Les dirigeants de l'UE - le président du Conseil européen, Donald Tusk, et le président de la Commission européenne, Jean-Claude Juncker - vont plaider, lors du sommet du G20 de Hangzhou (Chine), les 4 et 5 septembre, pour que l'engagement promis par le club des plus grandes économies mondiales de résister au protectionnisme soit respecté dans la pratique et pour que l'épineuse question des surcapacités dans l'acier soit traitée au niveau multilatéral.
« Inverser le ralentissement de la croissance du commerce et de l'investissement étranger signifie relancer les efforts visant à ouvrir les marchés et uniformiser les règles du jeu ainsi que communiquer les avantages du commerce aux citoyens tout en répondant à leurs préoccupations », estiment MM. Tusk et Juncker, dans une lettre adressée aux dirigeants des pays de l'UE, mardi 30 août. « Le G20 a une responsabilité particulière pour étayer le système commercial multilatéral. Il devrait donc fournir des orientations véritables pour l'agenda du commerce et de l'investissement à l'échelle mondiale. L'engagement à résister au protectionnisme ne doit pas seulement être renouvelé, mais renforcé dans la pratique », insistent-ils.
À Hangzhou, « l'UE sera un ardent défenseur du commerce libre et équitable, c'est-à-dire promouvant les normes environnementales et sociales », nous a confié une source diplomatique mardi.
MM. Tusk et Juncker plaident aussi pour une « action urgente et efficace » pour réduire les surcapacités dans les secteurs de l'acier et d'autres industries, y compris en s'attaquant aux subventions et autres mesures qui faussent le marché. « Il est nécessaire de trouver une solution aux surcapacités dans le secteur de l'acier.
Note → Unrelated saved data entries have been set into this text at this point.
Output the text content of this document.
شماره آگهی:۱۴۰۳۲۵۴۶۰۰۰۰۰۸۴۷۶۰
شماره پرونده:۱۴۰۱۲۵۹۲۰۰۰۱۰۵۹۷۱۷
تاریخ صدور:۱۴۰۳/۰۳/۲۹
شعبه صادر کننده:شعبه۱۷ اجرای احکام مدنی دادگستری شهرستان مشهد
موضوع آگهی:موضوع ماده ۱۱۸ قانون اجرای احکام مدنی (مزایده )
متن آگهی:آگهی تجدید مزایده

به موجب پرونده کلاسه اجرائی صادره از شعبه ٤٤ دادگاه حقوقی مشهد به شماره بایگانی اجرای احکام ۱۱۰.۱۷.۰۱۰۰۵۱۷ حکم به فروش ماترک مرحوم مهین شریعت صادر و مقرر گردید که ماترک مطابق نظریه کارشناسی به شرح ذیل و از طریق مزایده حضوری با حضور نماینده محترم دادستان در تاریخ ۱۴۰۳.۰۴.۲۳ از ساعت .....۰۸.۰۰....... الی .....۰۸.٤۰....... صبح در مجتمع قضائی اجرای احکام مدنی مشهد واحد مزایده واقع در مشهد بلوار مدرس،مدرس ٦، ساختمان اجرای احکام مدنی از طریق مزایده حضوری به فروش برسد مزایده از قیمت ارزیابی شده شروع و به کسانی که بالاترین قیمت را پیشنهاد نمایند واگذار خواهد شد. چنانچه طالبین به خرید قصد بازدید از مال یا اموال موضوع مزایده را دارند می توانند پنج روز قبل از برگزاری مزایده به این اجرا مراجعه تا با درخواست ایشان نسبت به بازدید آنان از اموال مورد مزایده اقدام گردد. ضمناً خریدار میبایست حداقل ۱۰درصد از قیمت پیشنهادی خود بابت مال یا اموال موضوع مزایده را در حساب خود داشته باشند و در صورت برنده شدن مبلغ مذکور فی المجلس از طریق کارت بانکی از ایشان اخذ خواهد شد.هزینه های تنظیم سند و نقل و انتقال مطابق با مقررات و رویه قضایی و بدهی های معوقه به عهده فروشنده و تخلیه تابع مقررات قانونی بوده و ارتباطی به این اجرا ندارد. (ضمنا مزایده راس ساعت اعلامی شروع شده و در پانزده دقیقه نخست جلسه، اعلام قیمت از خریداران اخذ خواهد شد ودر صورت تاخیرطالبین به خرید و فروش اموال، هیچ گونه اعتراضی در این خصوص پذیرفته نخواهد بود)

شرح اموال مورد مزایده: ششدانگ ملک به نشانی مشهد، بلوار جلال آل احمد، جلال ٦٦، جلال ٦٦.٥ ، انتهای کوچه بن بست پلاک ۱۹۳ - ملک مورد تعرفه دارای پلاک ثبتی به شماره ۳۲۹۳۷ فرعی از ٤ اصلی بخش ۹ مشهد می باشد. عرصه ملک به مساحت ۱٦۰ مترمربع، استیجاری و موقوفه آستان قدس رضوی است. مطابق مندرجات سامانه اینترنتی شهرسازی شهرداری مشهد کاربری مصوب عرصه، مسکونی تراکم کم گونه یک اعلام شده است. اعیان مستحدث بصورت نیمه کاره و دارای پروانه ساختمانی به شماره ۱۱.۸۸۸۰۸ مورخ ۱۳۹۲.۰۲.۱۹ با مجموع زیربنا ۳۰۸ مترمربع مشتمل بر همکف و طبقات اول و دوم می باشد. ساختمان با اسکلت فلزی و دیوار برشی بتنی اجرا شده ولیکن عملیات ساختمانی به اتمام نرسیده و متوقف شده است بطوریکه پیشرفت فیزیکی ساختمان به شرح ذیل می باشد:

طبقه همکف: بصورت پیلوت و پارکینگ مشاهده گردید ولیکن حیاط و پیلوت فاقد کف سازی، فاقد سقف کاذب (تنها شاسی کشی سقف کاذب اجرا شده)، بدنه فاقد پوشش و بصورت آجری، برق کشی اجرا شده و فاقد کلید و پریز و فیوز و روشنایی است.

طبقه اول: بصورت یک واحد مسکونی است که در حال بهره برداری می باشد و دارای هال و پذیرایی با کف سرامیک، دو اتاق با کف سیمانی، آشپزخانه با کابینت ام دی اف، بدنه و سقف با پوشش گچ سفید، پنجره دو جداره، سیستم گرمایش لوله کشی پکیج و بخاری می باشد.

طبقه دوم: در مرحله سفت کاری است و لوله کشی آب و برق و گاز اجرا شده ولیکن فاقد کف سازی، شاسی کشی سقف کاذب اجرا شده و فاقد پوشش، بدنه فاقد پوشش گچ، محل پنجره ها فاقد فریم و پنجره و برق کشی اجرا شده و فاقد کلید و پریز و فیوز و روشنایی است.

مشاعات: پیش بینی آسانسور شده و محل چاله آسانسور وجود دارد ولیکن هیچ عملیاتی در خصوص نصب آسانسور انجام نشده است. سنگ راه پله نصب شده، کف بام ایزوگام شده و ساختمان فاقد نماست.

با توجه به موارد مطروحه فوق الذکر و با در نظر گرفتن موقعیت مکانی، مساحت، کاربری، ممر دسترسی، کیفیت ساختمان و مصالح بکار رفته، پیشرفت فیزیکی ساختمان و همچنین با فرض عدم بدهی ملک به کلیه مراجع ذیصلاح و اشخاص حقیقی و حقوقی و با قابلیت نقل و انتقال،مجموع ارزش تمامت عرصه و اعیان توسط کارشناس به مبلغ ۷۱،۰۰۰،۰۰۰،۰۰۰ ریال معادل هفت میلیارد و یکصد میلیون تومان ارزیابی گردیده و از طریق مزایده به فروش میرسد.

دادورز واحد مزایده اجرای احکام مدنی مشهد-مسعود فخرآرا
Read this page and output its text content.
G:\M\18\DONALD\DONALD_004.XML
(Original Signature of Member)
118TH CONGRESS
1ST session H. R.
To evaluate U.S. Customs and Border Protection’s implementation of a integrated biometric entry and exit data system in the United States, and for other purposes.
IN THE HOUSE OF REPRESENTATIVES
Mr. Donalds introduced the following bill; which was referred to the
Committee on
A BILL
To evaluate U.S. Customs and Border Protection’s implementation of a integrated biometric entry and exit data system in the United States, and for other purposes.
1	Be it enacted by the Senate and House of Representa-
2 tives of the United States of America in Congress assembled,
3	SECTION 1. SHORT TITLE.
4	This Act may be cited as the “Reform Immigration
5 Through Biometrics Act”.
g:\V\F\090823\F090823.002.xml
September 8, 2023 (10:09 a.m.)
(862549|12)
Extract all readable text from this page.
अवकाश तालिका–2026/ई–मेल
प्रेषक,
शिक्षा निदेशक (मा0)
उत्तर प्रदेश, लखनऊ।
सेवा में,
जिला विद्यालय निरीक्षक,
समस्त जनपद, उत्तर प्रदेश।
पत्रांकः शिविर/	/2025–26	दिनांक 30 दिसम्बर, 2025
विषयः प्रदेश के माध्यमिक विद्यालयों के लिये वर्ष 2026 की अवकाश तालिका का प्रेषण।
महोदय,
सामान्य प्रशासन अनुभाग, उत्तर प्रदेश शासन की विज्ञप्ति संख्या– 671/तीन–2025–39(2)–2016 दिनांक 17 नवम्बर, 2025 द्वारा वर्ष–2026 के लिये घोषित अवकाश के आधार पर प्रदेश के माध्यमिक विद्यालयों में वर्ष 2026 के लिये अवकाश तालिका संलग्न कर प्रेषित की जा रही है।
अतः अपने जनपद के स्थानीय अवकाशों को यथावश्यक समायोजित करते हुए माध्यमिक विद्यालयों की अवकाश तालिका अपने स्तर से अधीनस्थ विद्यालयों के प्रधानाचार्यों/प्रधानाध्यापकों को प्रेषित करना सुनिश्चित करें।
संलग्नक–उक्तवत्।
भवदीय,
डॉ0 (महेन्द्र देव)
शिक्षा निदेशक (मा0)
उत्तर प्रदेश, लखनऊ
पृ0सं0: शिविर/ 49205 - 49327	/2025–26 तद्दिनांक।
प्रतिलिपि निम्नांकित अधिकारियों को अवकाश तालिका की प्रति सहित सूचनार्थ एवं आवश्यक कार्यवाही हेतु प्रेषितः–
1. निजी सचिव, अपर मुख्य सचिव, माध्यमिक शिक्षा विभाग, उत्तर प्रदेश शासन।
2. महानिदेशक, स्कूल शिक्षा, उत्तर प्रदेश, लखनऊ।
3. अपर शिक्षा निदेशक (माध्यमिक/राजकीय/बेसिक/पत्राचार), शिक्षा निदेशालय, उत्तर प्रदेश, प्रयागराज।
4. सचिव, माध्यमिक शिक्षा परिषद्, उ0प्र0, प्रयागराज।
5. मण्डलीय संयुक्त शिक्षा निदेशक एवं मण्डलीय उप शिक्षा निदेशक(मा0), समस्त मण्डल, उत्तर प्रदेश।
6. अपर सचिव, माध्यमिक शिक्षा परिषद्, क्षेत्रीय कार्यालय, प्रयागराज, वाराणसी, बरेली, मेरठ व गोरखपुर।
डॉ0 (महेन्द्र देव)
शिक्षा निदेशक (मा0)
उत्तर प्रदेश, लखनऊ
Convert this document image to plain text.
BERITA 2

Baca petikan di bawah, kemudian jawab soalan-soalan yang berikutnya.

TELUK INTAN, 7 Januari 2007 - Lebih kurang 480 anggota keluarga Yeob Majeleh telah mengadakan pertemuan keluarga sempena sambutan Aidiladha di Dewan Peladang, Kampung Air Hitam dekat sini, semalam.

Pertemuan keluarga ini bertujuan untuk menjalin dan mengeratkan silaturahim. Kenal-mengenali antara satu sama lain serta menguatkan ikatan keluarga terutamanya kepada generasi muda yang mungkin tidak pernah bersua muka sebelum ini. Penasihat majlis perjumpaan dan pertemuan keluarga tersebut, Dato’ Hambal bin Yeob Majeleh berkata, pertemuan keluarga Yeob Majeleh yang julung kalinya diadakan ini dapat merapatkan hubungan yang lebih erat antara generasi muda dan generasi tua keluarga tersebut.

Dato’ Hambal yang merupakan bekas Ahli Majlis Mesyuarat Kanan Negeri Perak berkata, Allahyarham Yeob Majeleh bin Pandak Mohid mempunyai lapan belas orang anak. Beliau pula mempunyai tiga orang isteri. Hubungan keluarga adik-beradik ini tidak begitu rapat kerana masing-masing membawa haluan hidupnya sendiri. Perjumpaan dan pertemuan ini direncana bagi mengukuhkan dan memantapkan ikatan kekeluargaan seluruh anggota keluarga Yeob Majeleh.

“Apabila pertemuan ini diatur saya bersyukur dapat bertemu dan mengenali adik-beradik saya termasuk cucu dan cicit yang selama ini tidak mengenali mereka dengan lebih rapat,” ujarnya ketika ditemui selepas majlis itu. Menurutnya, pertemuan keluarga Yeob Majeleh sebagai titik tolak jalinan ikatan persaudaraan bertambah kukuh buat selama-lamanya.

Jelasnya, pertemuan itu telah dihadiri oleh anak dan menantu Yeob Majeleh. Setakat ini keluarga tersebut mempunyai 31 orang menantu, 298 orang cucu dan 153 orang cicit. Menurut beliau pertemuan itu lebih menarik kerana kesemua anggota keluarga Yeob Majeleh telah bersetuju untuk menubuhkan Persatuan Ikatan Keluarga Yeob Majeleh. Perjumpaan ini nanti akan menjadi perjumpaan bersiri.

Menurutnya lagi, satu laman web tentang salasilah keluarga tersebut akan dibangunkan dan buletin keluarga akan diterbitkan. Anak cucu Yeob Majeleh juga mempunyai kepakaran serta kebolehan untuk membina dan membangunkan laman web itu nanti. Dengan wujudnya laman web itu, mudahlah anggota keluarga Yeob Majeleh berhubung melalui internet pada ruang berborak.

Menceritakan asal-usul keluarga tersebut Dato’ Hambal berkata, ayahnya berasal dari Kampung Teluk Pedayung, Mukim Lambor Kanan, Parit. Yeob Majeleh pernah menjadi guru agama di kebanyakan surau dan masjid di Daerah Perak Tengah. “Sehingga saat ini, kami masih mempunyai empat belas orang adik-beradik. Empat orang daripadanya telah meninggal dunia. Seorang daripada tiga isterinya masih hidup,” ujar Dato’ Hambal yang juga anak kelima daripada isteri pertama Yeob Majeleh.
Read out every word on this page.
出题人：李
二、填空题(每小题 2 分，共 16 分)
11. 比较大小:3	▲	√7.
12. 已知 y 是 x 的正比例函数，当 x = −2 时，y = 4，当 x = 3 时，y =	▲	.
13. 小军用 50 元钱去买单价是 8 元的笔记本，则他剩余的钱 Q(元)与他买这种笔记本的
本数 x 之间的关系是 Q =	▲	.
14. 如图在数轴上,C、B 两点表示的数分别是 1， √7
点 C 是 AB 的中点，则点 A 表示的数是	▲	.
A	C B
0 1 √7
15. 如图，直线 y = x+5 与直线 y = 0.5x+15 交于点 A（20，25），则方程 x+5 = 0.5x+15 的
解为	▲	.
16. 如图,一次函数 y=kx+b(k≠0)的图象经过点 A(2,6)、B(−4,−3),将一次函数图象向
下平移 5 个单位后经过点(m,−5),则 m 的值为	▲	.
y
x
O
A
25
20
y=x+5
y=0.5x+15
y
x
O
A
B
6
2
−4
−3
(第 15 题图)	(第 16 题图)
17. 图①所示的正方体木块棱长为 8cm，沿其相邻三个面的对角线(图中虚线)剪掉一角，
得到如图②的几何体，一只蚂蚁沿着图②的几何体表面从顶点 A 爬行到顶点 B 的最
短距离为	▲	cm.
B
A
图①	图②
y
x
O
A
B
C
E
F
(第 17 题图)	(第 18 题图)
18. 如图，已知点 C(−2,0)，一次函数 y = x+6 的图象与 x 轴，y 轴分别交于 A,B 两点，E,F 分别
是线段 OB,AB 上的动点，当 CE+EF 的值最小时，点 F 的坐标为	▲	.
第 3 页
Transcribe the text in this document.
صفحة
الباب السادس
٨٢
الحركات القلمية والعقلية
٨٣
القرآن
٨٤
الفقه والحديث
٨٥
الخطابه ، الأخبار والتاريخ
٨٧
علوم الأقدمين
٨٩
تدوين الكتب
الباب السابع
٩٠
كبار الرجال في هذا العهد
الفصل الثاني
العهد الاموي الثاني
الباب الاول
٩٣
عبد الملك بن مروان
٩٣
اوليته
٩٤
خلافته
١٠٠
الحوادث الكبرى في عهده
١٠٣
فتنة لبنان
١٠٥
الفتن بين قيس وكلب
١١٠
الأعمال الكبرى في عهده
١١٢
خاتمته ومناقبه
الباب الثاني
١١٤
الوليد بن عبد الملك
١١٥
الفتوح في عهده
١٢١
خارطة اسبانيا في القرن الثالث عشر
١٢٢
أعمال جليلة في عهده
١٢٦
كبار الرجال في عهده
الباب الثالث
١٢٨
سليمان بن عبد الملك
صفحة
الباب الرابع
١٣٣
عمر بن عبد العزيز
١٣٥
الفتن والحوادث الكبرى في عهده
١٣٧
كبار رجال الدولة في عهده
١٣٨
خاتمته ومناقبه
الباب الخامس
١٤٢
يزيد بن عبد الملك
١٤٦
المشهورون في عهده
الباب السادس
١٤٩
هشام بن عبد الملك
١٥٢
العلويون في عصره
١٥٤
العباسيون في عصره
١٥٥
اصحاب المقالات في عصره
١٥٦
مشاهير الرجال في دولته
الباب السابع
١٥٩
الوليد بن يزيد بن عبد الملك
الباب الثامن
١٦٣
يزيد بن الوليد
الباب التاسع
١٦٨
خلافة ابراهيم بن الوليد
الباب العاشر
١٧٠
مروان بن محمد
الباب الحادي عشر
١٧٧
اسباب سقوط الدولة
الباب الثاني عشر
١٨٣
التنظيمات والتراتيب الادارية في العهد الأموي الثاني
C'est une question multilatérale à traiter », a insisté notre source, précisant qu'il y a une « intention » de créer un forum de l'OCDE pour suivre l'évolution du secteur.
Les dirigeants de l'UE vont aussi plaider pour la ratification, par les pays de l'OMC, avant fin 2016 et la mise en oeuvre rapide de l'accord sur la facilitation des échanges, qui vise à simplifier et alléger les procédures douanières et accroître la participation des pays en développement aux échanges mondiaux.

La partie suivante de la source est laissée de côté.